More precisely, an unreliable position is a position such that all the l-mers covering it only occur in this one read; an unreliable read is a read with fewer than 100 reliable positions; and a read is assumed to be a chimeric read when its reliable positions form two or more noncontiguous segments.
EULER-ET: Equivalent transformation of the De Bruijn Graph
EULER-ET does the equivalent transformation of De Bruijn Graph constructed from the k-mers in the reads. This program leads to the first assembly of the reads.
EULER-DB: Equivalent transformation with mate-pairs
EULER-DB further simplifies the graph by doing equivalent transformations with the superpaths constructed from mate-pairs. This leads to the second assembly of the reads.
EULER-TR: Tangle resolution
EULER-TR is an ongoing project and has not been integrated into the current EULER web server. It tries to resolve the almost perfect repeats by profile-based classification of the reads in the repeat region.

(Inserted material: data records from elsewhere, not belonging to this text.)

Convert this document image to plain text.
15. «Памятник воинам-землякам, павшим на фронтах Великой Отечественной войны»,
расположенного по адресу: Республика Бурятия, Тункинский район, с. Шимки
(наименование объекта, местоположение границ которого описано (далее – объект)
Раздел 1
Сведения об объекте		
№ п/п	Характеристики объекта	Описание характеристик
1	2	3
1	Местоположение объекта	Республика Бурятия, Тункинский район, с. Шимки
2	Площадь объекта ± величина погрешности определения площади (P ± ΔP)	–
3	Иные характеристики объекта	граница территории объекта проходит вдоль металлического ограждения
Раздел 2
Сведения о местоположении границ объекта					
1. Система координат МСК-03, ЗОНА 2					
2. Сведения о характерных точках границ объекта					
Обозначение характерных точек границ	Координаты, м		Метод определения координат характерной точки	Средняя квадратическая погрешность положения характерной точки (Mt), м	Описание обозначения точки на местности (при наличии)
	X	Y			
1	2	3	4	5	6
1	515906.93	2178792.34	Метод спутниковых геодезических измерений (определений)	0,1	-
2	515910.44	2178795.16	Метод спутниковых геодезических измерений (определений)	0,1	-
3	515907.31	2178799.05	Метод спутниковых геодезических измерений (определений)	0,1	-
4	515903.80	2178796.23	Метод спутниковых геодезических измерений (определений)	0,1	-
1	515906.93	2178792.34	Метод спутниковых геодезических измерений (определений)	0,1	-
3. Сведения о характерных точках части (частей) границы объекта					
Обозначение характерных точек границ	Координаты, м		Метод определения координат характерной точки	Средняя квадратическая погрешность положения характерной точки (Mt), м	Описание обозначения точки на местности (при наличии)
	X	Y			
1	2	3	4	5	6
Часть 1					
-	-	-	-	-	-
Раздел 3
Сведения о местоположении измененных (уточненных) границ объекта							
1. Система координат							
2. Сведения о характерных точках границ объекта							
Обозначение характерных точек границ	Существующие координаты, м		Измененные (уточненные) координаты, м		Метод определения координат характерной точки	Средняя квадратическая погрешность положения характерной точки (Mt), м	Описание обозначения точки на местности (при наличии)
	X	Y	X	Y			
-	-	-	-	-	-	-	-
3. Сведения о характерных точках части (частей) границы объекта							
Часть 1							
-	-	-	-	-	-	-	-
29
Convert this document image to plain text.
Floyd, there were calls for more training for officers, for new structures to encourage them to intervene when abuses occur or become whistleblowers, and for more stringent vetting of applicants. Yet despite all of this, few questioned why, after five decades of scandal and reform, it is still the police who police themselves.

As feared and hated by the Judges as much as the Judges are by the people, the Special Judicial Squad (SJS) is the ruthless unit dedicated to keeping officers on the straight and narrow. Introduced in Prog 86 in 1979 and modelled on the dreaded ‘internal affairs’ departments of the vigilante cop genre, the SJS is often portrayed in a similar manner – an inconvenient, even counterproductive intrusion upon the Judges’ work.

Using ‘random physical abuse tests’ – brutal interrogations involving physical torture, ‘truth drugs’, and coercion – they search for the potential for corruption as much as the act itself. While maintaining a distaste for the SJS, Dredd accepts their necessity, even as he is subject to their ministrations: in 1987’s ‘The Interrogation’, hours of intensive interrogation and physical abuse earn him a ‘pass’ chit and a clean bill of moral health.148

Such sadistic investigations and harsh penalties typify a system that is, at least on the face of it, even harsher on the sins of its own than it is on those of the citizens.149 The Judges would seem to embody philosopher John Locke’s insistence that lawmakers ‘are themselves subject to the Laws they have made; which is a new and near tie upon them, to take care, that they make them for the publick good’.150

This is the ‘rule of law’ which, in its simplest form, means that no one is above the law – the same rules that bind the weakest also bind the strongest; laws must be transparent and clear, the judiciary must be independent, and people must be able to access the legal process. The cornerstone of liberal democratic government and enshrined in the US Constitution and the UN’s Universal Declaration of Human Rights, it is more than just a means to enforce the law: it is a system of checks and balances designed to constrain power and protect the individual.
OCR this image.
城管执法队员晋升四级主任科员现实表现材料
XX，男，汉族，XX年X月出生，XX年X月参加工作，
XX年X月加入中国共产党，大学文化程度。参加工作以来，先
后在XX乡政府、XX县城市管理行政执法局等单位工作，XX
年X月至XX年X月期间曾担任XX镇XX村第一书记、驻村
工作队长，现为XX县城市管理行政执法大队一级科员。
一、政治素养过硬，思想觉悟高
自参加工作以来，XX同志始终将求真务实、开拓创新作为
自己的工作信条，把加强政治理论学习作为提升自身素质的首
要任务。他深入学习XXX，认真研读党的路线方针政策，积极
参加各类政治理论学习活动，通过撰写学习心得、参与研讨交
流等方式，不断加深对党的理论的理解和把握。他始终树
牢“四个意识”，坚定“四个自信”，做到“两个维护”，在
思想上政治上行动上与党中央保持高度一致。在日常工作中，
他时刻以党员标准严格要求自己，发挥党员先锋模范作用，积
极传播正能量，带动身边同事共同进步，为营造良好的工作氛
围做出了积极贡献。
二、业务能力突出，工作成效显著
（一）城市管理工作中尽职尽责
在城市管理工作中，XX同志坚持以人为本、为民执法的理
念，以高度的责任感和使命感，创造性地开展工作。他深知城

EULER-Consensus: Making consensus
EULER-Consensus chooses the major nucleotide at each position in the assembled graph and outputs a more reliable sequence of each contig.
EULER-Connect: Connect the contigs by full length reads
EULER-Connect links the contigs by the original full length reads (before trimming).
EULER-SF: Scaffolding the contigs
EULER-sf connects the assembled contigs into large scaffolds with the mate-pairs.
It is applied twice: Once to the contigs produced by EULER-DB, and once to the contigs produced by EULER-Connect.
EULER-PCR: Designing PCR experiments
EULER-PCR helps design optimal large-scale PCR experiments to resolve the repeats, which are not resolvable by the regular EULER assembly.
EULER-Compare: Comparing contigs
EULER-Compare compares assembled contigs by different assemblers with the same reads. See euler-compare for details.